Fragmento extraído de la novela
Salvajes mimosas de Dante Bertini
Yo lo despreciaba y jamás permití que me besara en la boca. Extrañamente no despreciaba su semen, y solo de saber que él estaba detrás de mí en la oscuridad de la sala, desabrochándose la bragueta, me ponía tan caliente que hasta en el recuerdo me arde todo el cuerpo. Quizá de allí venga mi adicción desenfrenada a la televisión: era otra excusa para encerrarnos y nuevamente escudados por puertas acristaladas, entregarnos a nuestra pasión perversamente incestuosa. Éramos primos carnales- nunca mejor dicho-. Mi primo, me hizo conocer el sexo, eso que yo entreveía como algo extraño y necesario. Me educó a su manera y, con el paso de los años fui entendiendo cada vez más el significado profundo de su nombre: Ángel.

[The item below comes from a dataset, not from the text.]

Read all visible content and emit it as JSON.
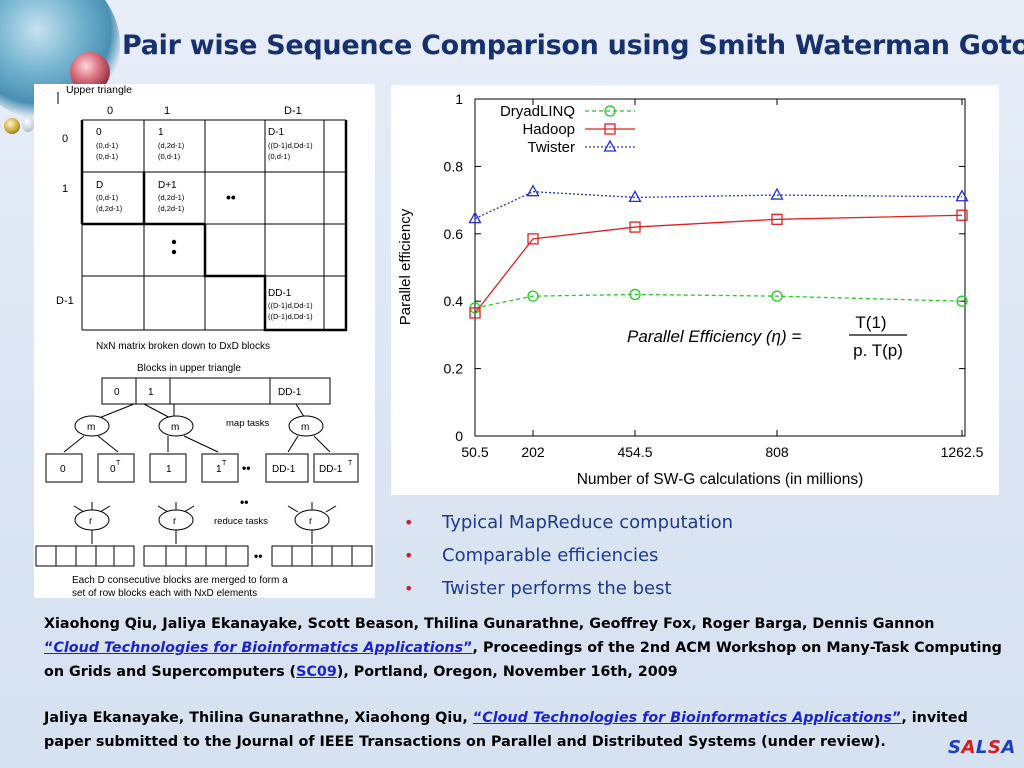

En mis sueños no había cabida para aquel primo de provincias: una persona media de estatura media, con gustos que yo suponía vulgares y una capacidad sexual que, al ser la primera que conocía, supuse normal. Su disposición constante a mi deseo, la inalterabilidad de sus erecciones, aquel olor acremente animal de su cuerpo en las siestas familiares, el cambio inmediato en la expresión de su cara frente al menor roce de su cuerpo con el mío, la bestialidad sonora de sus eyaculaciones, lo hacían demasiado cercano. Yo detestaba aquel placer animal. Sin embargo, bastaba que Ángel desprendiera parsimoniosamente los botones de su bragueta y quebrando la pelvis hacia delante extrajera su poderoso aparato, completo y en expansión, para que yo me arrodillara ante él devotamente, permitiendo que mi boca fuera el estrecho y poco profundo receptáculo de su miembro fragante; que mi lengua jugara con las diferentes calidades de su piel; que mi cabeza toda fuera un objeto sin resistencias, entre sus manos hábiles, un objeto que él usaba para proporcionarnos placer. En cada encuentro me enseñaba algo más sobre el amor, abriendo una nueva porción de mi cuerpo a sus necesidades, creando en mí dimensiones que quedaban deshabitadas y ansiosas cuando él las abandonaba. Latiendo en carne viva. Aquellos espacios vacíos esperarían inquietos la irrupción desmesurada de sus músculos.
Todos los rincones de aquella casa tuya, papá, en la que tan poco tiempo estabas, eran preciosos para nosotros. Todos también de la misma peligrosa incomodidad, la que me obligó más de una vez a sonreír con la boca cerrada y llena de semen ante la aparición inesperada de parientes o vecinos. Otras, escondido en un armario o detrás de algún sofá imponente, retuve la respiración y el miedo hasta que mamá volvió a la cocina y nosotros pudimos terminar nuestra tarea. Allí conocí toda la violencia de que era capaz el primo Ángel; cómo podía olvidarse del dolor ajeno para extraer su gozo. Introducía su sexo en mí desde todos lo ángulos, siempre rígido, caliente, alerta a mis respuestas de placer para exigirme más. Yo quería tenerlo todo dentro, todo él: con piernas y brazos, con uñas y dientes, frotando todas las esquina interiores de mi cuerpo, devastándome. Desde sus diecisiete años podía dominar toda la blandura de mis doce, educarme de la manera que le apeteciera. Yo me cobraba en sus orgasmos: reteniendo los míos podría contemplar la disolución de sus facciones, el desmoronamiento de su cuerpo, la lenta y caliente inundación que me llenaba, vaciándolo.